The Romanians had taken 75 days and lost nearly 100,000 men in taking Odessa in 1941; despite the overwhelming superiority of the Soviet troops who invested the city in 1944, the Romanian garrison was ordered to resist to the last.

The overall commander, though, realized that the situation was hopeless and detached a portion of his troops under Ion Cepurscu for “special purpose work.” No written orders were given, and Cepurscu was left to his own devices as far as implementation, but the overall goal was clear: the “special purpose” was to remove everything of value from the city and cover up any evidence that might reflect poorly on the occupiers once the Soviets returned.

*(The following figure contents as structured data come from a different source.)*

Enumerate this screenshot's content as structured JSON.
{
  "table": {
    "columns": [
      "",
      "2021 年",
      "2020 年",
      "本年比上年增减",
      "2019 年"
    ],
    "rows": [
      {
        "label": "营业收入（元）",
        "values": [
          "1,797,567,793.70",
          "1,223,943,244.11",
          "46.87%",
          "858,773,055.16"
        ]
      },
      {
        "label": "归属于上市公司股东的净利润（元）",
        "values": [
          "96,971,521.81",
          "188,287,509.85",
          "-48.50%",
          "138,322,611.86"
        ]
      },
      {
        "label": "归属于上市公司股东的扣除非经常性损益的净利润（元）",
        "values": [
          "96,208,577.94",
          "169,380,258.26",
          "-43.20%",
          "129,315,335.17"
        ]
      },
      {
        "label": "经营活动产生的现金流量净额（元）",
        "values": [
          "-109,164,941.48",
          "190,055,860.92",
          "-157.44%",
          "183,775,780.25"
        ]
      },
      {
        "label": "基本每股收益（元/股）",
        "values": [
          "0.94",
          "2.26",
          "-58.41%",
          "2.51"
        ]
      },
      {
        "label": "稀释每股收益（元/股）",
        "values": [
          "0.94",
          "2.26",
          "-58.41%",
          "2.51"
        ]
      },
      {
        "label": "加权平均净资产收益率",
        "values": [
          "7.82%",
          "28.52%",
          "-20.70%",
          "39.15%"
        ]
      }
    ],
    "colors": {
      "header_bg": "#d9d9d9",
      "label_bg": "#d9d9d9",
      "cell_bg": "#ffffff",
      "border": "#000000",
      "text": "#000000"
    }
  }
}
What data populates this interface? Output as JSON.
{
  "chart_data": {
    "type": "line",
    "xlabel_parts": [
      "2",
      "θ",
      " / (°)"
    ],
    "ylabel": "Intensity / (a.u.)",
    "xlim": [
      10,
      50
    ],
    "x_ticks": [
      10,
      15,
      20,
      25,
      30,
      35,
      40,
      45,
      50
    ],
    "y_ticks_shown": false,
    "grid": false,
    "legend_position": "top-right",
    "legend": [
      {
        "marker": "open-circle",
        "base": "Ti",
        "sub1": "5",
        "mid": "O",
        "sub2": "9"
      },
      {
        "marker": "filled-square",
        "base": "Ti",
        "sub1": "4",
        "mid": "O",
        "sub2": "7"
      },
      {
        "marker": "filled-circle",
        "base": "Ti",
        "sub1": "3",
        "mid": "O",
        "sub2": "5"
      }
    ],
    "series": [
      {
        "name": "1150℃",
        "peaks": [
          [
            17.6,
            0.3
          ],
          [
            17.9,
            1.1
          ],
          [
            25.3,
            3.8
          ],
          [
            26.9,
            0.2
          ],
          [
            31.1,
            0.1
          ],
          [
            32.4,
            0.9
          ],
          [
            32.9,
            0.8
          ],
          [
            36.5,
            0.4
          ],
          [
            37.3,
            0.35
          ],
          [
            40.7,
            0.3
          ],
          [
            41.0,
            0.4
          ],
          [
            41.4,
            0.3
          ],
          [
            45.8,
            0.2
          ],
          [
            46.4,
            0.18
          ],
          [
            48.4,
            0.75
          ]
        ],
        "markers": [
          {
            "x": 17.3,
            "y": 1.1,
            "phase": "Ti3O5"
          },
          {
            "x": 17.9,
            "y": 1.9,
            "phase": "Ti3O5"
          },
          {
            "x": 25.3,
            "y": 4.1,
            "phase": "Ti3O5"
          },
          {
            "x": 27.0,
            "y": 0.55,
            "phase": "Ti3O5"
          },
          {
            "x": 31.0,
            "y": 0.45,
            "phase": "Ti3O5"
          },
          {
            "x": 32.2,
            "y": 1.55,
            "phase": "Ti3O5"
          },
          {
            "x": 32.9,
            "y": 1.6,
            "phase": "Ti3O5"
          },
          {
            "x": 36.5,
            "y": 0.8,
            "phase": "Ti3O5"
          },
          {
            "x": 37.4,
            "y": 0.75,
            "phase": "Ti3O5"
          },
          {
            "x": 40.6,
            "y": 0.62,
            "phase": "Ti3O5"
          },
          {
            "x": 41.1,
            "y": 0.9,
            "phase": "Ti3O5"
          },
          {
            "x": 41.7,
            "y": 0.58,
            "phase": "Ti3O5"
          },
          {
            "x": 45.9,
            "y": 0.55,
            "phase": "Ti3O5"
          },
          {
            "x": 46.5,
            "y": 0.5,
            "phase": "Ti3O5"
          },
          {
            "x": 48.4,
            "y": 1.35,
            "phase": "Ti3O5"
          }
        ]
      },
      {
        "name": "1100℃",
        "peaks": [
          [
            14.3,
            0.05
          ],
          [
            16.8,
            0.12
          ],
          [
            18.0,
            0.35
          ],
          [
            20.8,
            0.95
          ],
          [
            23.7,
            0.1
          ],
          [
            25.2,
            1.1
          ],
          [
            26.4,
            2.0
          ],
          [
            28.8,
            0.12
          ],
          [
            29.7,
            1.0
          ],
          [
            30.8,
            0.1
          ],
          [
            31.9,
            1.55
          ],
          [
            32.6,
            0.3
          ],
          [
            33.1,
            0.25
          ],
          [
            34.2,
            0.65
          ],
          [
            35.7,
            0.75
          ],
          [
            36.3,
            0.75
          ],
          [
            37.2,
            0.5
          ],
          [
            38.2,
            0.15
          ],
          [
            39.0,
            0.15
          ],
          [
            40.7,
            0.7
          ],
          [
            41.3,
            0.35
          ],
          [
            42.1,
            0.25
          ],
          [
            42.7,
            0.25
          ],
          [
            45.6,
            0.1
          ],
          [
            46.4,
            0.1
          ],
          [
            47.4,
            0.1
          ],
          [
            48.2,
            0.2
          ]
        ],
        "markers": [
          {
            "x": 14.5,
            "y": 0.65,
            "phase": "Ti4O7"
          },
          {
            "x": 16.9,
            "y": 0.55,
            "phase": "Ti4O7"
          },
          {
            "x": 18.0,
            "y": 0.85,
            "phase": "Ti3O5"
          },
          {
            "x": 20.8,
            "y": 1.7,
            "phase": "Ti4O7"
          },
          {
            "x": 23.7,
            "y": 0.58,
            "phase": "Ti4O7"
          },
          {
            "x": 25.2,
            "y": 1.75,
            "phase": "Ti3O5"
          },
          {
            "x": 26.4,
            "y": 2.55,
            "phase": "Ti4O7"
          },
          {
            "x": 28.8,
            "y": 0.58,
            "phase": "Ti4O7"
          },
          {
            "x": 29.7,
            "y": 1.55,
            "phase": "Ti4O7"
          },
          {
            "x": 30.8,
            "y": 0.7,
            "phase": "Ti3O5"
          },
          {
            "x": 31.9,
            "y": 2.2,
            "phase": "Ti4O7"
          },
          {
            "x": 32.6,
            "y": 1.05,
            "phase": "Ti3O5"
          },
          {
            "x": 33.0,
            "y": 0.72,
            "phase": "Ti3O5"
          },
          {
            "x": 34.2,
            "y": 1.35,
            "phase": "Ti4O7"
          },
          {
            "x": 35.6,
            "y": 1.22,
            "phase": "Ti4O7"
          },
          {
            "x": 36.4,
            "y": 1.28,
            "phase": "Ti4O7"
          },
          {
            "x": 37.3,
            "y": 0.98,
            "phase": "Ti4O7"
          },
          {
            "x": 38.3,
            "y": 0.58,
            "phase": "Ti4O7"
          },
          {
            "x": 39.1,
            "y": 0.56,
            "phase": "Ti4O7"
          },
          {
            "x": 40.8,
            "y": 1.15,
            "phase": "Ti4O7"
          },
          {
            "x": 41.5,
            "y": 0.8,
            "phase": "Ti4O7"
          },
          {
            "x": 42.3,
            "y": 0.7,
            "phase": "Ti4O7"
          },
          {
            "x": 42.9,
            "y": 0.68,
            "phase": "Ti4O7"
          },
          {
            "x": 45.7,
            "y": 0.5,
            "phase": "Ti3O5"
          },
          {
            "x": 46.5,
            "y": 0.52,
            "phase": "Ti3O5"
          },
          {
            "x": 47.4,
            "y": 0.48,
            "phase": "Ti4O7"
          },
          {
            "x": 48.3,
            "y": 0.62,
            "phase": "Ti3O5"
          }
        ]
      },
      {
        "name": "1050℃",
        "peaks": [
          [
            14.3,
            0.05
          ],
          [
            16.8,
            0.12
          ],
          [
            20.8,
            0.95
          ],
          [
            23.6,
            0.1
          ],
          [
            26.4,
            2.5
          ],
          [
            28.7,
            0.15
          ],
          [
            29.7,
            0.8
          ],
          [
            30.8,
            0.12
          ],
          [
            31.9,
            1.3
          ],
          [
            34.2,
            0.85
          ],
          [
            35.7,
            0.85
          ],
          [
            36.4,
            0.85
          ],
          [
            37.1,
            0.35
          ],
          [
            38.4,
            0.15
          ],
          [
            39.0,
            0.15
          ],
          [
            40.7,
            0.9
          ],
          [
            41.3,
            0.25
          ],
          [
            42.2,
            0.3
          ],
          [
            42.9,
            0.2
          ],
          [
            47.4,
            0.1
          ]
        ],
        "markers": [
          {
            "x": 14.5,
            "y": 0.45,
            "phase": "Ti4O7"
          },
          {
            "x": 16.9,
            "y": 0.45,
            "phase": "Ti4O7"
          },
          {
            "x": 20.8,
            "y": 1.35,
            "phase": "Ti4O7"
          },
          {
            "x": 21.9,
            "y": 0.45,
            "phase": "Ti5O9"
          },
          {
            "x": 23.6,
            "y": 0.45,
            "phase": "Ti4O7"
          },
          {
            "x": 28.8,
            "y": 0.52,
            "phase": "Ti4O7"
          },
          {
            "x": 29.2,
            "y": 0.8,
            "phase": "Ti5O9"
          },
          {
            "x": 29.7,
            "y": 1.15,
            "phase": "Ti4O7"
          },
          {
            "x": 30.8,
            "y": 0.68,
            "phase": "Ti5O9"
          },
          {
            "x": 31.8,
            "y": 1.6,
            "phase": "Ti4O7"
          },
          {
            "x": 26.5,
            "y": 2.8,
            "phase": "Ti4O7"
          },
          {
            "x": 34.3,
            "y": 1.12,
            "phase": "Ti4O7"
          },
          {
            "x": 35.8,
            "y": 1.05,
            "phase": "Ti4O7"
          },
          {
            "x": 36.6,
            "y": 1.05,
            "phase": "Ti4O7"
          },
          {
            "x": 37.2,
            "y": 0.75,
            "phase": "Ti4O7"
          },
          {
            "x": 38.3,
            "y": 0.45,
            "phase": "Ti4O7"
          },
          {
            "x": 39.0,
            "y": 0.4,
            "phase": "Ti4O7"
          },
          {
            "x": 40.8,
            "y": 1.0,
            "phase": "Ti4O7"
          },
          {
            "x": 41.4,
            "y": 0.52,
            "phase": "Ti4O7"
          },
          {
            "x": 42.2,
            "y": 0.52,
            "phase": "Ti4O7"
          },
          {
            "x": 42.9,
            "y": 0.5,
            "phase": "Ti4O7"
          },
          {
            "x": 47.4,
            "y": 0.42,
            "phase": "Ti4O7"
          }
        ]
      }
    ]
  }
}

Cepurscu apparently decided that the most expedient way to do this would be to brazenly loot what precious metals and art he could find and load them onto a freighter bound for Constanta. That much at least is clear; the freighter was found in port when the Soviets arrived in late August 1944. But other than that, virtually nothing is known of the “special purpose group” and its actions before Odessa fell on August 19. Cepurscu’s troops were not among the evacuees and are believed to have perished during the battle for the city.

And that would be that if not for the discovery, ten year later, of a mass grave in the Odessa sewers during routine maintenance. Nearly a thousand identifiable sets of remains were recovered, with only one thing in common: skulls pierced by 8×50mmR Mannlicher rounds, the same ammunition used by the aging second-line rifles issued to Cepurscu and his men.